Each of our religious traditions has tried to stay faithful to its founding stories. For Muslims that means surrendering to God to fulfill human destiny. For Jews, it means partnering with God to help heal a wounded world.
The difference in those two approaches is manifest in how each of our Scriptures tells the story of Abraham confronting the imminent destruction of Sodom. In the Torah, Abraham negotiates with God: If there are fifty righteous people in Sodom, will You spare the sinful city? How about forty? Thirty? Ten? God seems to encourage Abraham’s desperate bid, a rebellion against Heaven for the sake of Heaven.
In the Qur’an, too, Ibrahim initially challenges God’s decision to destroy the city. But he is quickly silenced. Who are you, a mere mortal, God says, to question My ways? Ibrahim acquiesces, surrenders to what he cannot understand.
Both stories offer models of the Divine-human interaction and tell us something essential about the differences between our two faiths—differences I celebrate. I cherish the holy chutzpah of the Torah’s Abraham, who cannot abide suffering, even when Divinely initiated. That restless spirit is embodied in the Jewish study hall, where questions are no less important than answers and where one is encouraged to argue with the tradition.
And I cherish the wise surrender of the Qur’an’s Ibrahim, whose humility acknowledges the ultimate futility of human ideas and ambitions. That humility is played out on the Muslim prayer mat, offering the totality of oneself in prostration before God.
Each faith, of course, has known both surrender and rigorous inquiry. In Judaism, there is a long and powerful tradition of martyrdom dating back to pagan times, of faithful Jews preferring death to forcible conversion. Jewish history has repeatedly generated movements of spiritual renewal, emphasizing devotion and surrender to God’s will.
And in Islam you have the great tradition of philosophical and scientific inquiry that influenced the Renaissance and transformed humanity.
Today, though, each faith community suffers from a decline of one or the other aspect of religious vitality. Modernity has not been kind to Jewish spirituality: Large parts of the Jewish people have become severed from basic faith and devotion. The Muslim world has the opposite problem: an erosion of open inquiry and self-critique.

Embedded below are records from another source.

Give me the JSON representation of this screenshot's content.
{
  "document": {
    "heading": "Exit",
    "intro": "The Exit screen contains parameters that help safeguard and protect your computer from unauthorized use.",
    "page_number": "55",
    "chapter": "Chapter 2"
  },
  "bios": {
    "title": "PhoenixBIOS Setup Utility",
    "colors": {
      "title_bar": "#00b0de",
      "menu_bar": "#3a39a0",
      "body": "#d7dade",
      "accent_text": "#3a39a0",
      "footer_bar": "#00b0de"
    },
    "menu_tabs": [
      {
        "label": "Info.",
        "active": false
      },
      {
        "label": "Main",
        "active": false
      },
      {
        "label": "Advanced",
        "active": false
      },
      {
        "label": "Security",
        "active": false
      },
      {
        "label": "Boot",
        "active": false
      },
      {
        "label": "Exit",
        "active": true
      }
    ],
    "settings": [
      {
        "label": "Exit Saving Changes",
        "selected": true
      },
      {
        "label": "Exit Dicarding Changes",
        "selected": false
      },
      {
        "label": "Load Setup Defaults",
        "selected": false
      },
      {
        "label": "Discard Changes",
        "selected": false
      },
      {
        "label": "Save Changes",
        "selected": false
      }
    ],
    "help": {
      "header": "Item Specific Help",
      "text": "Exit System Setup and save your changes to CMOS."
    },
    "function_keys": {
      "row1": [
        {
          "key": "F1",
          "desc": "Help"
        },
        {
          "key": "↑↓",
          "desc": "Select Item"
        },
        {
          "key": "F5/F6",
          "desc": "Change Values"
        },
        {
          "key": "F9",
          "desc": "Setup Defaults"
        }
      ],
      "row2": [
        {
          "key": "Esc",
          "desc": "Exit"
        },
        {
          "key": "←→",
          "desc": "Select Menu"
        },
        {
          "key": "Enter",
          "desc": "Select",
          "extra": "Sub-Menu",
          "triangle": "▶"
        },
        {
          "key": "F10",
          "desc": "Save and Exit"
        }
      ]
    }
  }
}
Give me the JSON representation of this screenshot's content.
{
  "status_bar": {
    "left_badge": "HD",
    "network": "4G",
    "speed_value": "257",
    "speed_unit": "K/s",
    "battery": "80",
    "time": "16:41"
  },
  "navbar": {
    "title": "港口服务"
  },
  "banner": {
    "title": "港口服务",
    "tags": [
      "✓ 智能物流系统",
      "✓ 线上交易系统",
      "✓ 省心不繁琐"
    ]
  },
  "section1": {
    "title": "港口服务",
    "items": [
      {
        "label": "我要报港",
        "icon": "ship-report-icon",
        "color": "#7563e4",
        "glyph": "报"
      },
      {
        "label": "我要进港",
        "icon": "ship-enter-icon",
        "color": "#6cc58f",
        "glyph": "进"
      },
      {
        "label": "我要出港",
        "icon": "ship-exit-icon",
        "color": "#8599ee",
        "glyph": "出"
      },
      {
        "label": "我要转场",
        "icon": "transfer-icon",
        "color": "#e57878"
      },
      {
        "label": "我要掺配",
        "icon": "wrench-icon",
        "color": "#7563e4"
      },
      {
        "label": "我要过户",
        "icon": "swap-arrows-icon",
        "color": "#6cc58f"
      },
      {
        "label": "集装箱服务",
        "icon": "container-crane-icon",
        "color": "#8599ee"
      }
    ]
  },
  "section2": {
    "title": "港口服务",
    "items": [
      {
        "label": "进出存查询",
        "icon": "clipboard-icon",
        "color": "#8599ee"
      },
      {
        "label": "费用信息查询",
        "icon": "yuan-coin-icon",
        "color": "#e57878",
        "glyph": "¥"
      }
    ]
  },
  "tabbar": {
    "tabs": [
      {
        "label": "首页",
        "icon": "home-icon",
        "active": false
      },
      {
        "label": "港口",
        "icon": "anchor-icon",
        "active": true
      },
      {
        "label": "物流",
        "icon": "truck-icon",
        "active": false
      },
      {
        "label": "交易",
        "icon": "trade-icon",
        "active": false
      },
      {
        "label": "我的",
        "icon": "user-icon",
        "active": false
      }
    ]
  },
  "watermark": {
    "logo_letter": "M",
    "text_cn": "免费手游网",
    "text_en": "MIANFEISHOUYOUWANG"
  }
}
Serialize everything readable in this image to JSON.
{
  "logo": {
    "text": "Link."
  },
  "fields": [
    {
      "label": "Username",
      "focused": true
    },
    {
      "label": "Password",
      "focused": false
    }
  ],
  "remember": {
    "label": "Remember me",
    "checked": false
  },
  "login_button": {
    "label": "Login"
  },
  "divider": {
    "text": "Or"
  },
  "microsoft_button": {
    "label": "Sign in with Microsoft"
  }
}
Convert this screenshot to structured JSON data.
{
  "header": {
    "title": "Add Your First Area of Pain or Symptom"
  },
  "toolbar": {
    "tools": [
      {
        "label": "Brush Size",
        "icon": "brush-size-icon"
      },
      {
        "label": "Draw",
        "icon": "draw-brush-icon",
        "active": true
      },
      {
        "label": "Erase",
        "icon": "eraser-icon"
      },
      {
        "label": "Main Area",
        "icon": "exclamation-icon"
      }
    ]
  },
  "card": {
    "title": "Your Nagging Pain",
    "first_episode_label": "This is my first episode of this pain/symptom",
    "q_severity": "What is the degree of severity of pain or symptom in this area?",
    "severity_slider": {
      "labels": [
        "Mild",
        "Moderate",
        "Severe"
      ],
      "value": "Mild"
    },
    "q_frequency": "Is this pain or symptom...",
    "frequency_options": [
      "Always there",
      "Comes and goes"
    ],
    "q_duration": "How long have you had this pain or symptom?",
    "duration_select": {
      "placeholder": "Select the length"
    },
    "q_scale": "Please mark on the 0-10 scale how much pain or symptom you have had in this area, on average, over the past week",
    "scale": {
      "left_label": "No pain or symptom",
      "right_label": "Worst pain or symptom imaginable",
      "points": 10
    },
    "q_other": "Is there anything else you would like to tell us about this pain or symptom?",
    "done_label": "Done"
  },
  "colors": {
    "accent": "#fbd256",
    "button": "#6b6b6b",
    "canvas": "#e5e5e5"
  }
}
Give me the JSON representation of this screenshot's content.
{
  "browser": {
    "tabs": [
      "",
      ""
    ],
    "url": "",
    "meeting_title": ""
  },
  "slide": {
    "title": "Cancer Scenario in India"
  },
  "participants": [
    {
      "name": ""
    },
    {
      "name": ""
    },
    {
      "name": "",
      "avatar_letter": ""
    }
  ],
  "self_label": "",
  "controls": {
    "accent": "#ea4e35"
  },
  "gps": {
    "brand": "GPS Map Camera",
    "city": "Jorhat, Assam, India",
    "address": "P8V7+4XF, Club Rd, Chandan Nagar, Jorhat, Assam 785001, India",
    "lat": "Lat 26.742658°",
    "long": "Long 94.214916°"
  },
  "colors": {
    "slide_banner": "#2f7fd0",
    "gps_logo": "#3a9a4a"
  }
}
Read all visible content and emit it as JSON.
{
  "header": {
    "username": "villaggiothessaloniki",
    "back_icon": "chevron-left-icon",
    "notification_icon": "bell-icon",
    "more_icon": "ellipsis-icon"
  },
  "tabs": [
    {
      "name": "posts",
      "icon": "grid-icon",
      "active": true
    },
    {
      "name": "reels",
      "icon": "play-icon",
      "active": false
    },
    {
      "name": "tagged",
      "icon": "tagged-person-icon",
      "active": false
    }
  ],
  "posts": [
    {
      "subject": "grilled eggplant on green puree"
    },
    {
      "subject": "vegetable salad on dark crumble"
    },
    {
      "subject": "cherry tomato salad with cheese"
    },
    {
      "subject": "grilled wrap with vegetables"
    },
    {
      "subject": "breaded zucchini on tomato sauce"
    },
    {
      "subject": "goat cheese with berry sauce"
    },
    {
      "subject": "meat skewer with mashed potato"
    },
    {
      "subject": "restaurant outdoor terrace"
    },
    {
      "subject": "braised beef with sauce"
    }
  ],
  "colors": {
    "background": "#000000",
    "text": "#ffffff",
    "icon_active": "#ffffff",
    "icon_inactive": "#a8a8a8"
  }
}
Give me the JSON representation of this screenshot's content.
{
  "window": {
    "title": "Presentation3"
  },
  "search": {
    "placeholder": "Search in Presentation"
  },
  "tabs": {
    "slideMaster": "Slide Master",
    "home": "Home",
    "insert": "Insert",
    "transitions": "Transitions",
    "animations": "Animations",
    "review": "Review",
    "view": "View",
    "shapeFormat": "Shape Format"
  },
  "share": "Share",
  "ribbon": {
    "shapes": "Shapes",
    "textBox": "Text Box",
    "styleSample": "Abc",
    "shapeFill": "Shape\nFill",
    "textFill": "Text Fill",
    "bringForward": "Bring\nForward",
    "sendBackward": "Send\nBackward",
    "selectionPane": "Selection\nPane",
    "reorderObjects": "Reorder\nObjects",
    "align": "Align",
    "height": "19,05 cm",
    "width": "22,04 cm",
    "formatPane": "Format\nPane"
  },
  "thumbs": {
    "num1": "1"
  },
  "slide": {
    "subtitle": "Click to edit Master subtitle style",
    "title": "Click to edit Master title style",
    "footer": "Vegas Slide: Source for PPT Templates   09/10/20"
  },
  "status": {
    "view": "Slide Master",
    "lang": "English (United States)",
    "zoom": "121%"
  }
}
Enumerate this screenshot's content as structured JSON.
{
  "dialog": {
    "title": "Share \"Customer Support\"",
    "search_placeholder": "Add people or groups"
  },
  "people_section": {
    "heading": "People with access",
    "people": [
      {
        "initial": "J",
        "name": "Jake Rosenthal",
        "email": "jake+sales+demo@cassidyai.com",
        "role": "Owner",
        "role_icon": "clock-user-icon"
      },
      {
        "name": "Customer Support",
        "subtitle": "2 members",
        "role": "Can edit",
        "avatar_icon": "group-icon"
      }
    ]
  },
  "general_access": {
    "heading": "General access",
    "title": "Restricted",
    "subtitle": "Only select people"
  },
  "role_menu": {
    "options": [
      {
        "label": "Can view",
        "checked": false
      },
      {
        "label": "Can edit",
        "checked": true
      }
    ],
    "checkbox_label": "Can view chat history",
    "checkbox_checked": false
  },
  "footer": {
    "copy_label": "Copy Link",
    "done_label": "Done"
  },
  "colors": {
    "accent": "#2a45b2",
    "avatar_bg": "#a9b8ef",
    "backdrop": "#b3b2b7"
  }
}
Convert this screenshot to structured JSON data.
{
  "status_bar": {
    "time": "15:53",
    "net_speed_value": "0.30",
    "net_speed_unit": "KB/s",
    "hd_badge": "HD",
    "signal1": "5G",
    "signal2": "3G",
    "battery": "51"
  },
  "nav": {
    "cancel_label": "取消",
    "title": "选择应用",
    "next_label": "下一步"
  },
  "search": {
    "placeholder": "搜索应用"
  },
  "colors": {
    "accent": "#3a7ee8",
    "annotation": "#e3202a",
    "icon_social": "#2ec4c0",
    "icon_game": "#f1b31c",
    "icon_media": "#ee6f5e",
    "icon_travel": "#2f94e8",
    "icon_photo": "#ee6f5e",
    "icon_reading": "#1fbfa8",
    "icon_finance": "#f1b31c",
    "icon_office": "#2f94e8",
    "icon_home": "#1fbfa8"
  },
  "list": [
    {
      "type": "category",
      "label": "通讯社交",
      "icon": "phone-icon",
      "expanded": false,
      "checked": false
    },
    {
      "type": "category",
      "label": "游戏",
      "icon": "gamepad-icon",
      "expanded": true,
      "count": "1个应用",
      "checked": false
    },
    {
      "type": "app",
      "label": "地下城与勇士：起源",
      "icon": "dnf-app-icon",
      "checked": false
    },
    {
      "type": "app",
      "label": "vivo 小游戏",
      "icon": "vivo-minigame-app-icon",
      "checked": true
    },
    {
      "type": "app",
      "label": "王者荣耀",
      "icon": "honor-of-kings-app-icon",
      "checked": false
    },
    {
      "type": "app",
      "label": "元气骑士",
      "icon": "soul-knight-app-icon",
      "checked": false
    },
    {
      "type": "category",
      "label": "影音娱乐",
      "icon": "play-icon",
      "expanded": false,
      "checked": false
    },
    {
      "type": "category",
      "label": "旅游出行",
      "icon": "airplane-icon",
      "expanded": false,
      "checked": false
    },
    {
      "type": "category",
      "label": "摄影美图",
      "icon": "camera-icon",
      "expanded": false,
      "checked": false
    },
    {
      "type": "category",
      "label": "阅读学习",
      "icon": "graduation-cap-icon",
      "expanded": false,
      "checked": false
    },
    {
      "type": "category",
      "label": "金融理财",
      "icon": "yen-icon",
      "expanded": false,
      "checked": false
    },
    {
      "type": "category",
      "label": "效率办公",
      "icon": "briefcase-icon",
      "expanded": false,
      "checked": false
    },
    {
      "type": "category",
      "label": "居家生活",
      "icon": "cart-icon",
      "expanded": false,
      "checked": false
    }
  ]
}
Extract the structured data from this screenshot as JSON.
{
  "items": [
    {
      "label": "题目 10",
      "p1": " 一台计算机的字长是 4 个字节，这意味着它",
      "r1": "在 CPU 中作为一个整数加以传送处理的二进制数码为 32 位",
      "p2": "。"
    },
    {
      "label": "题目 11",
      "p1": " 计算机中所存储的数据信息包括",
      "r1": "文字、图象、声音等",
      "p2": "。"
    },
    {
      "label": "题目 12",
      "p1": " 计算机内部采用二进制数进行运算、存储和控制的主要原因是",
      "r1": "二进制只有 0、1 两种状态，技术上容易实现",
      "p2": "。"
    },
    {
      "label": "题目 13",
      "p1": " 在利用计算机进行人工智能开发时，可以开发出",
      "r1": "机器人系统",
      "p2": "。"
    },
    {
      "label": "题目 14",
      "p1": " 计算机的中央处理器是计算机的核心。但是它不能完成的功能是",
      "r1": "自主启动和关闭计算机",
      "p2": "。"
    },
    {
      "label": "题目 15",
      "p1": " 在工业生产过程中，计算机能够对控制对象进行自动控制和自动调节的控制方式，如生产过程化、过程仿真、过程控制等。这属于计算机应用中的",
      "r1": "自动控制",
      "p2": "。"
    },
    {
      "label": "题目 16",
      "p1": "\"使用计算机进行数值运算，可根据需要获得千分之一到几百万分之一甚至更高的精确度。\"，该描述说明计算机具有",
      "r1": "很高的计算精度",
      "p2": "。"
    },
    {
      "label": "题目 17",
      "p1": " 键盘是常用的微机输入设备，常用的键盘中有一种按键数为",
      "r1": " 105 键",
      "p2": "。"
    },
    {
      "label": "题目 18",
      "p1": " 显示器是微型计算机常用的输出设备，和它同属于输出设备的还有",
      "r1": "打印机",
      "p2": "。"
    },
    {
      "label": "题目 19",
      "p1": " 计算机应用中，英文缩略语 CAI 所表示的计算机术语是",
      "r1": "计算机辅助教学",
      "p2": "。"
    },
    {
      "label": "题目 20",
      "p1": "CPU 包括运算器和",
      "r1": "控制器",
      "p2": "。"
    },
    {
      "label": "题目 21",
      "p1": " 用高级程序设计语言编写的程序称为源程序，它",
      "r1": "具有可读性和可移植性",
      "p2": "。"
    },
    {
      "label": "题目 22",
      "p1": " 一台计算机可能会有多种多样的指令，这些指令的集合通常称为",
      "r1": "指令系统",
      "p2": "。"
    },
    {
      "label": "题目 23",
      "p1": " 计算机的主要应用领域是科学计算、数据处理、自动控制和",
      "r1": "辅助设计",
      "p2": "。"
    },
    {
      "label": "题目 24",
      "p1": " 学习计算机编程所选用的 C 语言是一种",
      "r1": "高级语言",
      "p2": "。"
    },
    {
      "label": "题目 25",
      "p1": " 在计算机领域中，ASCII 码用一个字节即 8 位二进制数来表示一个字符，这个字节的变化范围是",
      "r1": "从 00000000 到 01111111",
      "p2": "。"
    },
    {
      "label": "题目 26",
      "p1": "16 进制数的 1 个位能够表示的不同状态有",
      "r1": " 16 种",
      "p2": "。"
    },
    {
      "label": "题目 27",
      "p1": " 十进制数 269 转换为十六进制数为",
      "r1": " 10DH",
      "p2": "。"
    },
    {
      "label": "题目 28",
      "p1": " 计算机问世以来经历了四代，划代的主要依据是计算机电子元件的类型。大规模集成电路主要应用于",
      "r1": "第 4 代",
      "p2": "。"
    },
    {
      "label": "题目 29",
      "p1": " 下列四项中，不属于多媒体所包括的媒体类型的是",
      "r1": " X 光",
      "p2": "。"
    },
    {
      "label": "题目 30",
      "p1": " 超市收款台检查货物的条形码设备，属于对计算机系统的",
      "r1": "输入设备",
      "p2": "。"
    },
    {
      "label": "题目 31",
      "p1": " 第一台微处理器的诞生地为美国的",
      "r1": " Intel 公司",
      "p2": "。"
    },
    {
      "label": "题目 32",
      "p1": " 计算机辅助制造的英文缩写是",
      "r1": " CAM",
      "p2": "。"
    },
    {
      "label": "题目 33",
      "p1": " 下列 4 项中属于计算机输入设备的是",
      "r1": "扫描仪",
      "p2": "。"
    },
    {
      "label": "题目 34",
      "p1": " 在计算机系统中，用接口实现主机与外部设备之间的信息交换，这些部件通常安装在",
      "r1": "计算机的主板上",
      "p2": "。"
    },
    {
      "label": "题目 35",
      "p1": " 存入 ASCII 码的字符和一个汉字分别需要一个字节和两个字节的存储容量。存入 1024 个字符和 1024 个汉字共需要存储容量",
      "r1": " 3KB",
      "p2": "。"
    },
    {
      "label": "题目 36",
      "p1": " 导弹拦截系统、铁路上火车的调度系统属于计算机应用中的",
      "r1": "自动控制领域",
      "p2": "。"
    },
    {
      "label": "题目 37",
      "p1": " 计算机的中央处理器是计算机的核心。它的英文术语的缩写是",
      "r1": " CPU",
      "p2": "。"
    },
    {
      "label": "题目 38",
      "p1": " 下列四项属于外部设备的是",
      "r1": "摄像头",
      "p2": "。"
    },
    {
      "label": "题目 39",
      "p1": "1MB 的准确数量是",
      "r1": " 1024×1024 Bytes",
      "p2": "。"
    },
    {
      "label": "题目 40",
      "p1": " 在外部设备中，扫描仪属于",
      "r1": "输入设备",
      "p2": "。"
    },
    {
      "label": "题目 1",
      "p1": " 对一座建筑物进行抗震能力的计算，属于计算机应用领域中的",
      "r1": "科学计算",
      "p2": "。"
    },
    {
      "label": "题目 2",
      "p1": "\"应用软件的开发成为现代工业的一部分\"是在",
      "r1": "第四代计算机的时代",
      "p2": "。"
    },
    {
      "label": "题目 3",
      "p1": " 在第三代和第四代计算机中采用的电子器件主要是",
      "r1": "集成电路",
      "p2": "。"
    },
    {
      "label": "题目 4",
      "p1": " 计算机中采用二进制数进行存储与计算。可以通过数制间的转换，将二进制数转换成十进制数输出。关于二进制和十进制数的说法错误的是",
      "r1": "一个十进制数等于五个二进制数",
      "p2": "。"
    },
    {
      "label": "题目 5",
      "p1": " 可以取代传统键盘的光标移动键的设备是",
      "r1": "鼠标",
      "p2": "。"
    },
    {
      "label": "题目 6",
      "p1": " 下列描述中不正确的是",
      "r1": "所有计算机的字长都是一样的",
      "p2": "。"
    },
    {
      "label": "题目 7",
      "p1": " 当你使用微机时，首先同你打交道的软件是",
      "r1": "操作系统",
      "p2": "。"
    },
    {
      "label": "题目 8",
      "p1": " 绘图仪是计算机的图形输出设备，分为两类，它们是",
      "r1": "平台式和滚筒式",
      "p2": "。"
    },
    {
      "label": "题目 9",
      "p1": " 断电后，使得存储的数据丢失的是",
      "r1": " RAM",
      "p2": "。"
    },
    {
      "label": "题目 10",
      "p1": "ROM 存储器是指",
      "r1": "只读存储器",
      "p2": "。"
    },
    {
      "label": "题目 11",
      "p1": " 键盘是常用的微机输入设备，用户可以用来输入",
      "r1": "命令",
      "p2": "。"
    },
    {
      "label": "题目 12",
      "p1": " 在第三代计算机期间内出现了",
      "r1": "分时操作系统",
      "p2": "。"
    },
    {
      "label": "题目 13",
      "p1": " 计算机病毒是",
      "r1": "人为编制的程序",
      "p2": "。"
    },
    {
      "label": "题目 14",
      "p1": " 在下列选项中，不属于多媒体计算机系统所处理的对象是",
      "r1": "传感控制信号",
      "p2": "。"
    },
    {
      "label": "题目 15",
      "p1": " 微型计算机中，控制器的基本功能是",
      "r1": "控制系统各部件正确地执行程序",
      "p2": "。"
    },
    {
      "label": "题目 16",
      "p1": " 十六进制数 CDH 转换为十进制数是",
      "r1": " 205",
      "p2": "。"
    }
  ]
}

Perhaps we can help restore each other to balance. Jews, I feel, need something of the Muslim prayer mat; my Muslim friends say they need something of the Jewish study hall. Can we inspire each other to renew our spiritual greatness?
Both our peoples are warm and generous—among ourselves. But we show our hardest face toward each other. Instead, we need to draw on the deep resources of our faith and see ourselves as inseparable parts of a shared sacred story.
That shared story begins with our father Abraham/Ibrahim’s revolt against idolatry, smashing his father’s graven images and proclaiming the oneness of God—and through that radical insight, the oneness of humanity. In cherishing the legacy of our shared father, we partake of that seminal moment of the birth of a new human consciousness. And we share the longing for a world liberated from idolatry in all its forms, from all that clouds our perception of divine reality.
Both our traditions note that Abraham/Ibrahim was buried by Isaac and Ishmael, who overcame their rivalry to honor their father. Along with conflict, that, too, is our legacy. So is our father’s generosity: Perhaps the memory of his hospitality can help us find a way to accommodate each other’s presence in this land.